Tuesday, March 15, 2011

appropriateness

as I age (I am occasionally reminded that I am pushing forty) I am mellowing.  Though there are things that I believe firmly and fiercely, my overall world view is getting more relativistic as I wander farther into my time on this planet, and many of the things that I once felt stridently about are getting harder to parse, with "right" and "wrong" being less abundantly clear.

In 1997, as I was in my final year of my second undergrad, I took a class from a teacher and mentor and friend named Bland Wade.  He runs the Theatrical Properties department at my alma mater, and in addition to being a great teacher (one of the highest compliments I can pay) is also a great designer and craftsperson.  Though I have not seen him in a few years now, he remains present in my life in a number of ways, not least in this little footstool:



I took a class from him in my senior year called "furniture for the stage," in which one of the projects was this footstool.  We carved the cabriole legs ourselves, assembled the stool, upholstered it, and finished it.  Though it was built for the stage, I have kept mine all these years and it has seen some hard use, always being paired with a chair that belonged to my great-great grandfather, even wearing the same upholstery fabric for many years.  But the legs have gotten loose, and the upholstery is sagging, it was clear that fifteen years later it was really time to attend to this little workhorse of our living room.

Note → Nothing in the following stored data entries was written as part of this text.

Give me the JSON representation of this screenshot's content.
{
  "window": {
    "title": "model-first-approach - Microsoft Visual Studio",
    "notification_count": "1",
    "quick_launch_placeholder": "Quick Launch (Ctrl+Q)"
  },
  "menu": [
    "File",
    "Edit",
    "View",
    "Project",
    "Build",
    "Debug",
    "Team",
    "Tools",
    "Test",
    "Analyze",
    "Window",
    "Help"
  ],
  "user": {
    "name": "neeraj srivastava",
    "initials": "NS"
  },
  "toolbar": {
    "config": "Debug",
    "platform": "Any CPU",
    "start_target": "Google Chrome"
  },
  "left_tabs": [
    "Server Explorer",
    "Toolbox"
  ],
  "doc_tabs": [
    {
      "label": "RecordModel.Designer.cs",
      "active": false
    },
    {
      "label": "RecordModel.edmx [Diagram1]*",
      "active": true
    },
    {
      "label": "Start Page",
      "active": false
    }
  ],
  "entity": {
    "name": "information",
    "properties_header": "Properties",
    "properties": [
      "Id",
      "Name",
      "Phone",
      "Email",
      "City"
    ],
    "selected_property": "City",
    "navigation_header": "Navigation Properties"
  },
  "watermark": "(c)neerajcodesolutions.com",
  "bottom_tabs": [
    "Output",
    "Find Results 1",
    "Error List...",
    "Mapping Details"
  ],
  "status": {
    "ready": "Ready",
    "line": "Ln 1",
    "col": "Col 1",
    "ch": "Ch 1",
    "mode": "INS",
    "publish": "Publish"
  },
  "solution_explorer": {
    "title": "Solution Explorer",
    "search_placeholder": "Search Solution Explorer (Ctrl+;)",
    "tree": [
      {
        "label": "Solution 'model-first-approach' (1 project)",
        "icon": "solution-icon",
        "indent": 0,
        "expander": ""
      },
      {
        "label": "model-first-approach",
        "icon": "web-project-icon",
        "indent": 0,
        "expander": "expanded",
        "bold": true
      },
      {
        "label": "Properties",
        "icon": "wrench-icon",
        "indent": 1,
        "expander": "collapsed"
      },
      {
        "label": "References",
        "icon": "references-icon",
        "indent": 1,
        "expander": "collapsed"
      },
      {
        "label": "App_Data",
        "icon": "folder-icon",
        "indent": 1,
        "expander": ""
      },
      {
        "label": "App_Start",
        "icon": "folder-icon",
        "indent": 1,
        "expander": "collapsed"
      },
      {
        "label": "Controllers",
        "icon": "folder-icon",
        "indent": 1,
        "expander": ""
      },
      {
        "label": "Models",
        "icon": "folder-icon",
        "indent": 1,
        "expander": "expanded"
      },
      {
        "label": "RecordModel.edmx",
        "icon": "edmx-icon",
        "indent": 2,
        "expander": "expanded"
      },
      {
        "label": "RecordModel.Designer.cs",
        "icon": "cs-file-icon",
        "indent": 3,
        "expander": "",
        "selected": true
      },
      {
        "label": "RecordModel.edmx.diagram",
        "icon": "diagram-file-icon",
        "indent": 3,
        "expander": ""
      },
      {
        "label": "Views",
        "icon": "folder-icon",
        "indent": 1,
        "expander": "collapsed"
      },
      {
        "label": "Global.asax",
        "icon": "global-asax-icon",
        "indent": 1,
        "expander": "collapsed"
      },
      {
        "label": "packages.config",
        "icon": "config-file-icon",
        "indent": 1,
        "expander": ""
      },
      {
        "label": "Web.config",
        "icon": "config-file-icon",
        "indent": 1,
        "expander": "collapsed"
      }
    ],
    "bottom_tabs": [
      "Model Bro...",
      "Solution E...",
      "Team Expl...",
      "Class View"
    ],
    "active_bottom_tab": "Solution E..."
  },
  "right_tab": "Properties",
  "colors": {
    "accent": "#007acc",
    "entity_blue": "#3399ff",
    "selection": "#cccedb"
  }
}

So I took it down to the shop and started to disassemble it.  One of the first things I noticed was my signature:



I remember being so proud of this stool when it was finished, and thinking that it would last forever.  In a way, I was right, to a twenty-two-year-old fifteen years is functionally forever, isn't it?  I remember thinking that I now had the secrets to making furniture, and that this would be a family heirloom, and that my great grandchildren, whom I would never meet, would have this stool.  See, I thought this way even fifteen years ago.  No wonder I can not escape it now.

This is how this stool was put together:



Lag screws and drywall screws.  Not a "for the ages" construction methodology, really.  Wood, as I think I have written about before, expands and contracts with the seasons.  In humid summers it absorbs water from the air and swells, in the winter when the air is drier it loses the water and contracts.  When you put metal fasteners into the wood (which do not expand and contract with the seasons), they crush the wood fibers that expand around the fastener, so that when the wood shrinks again the hole is too big for the fastener.  Over several years this can make the hole permanently too big for the fastener, and in this case makes the legs loose.

The important thing to remember here, though, is that this was intended to be a theatrical prop, not a piece of heirloom quality furniture.

Everything in the theater has what can be an interesting dual life:  they are simultaneously used much harder than normal objects and used for a much shorter time than normal objects.  There are no forces more destructive than an actor in the throes of a scene or a careless stagehand rushing to complete a backstage task in the dark.  So objects get beaten up, clothing gets torn, doors get slammed much harder than in real life, even in a house with a toddler or a teenager.

So when we built this stool, the intention was to make an object that would stand up to that kind of use over the run of a show, not to the slow and inevitable wear to which the seasons subject it.  Subtle difference, maybe, but important.  Thus the lag screws.

Disassembling this object, seeing its guts again after fifteen years, has inspired me to think about these intentions, and about the ways that we choose what is appropriate.    The construction and lack of refinement (there are bandsaw marks and file marks on the cabriole legs, for example, something I would not normally allow to remain on a piece I made now) were completely appropriate for the intended use of that object, and only seem out of place when looked at in a different context.  In the same way, the methodologies that I now apply to my work would be completely inappropriate in a theatrical context, as they take too long and are too exacting for that milieu.

Which of course also gets me thinking about the relativistic nature of so many of my other beliefs.  Obi-Wan reminds Luke that "you will find that many of the truths we cling to depend greatly on our point of view," which I find true more and more.  With the exception of rules about hitting and hating and stealing, there are often more than one way to look at a lot of the issues in my life just now, and I am trying to be more mindful about the fact that alternate approaches are worthy at least of a thoughtful ear and patient consideration, even if they seem at the outset to be misguided or inapplicable.

1 comment:

Anonymous said...

Glad to see you blogging again Zeke. I do enjoy your pen. And a nice trip down memory lane as well.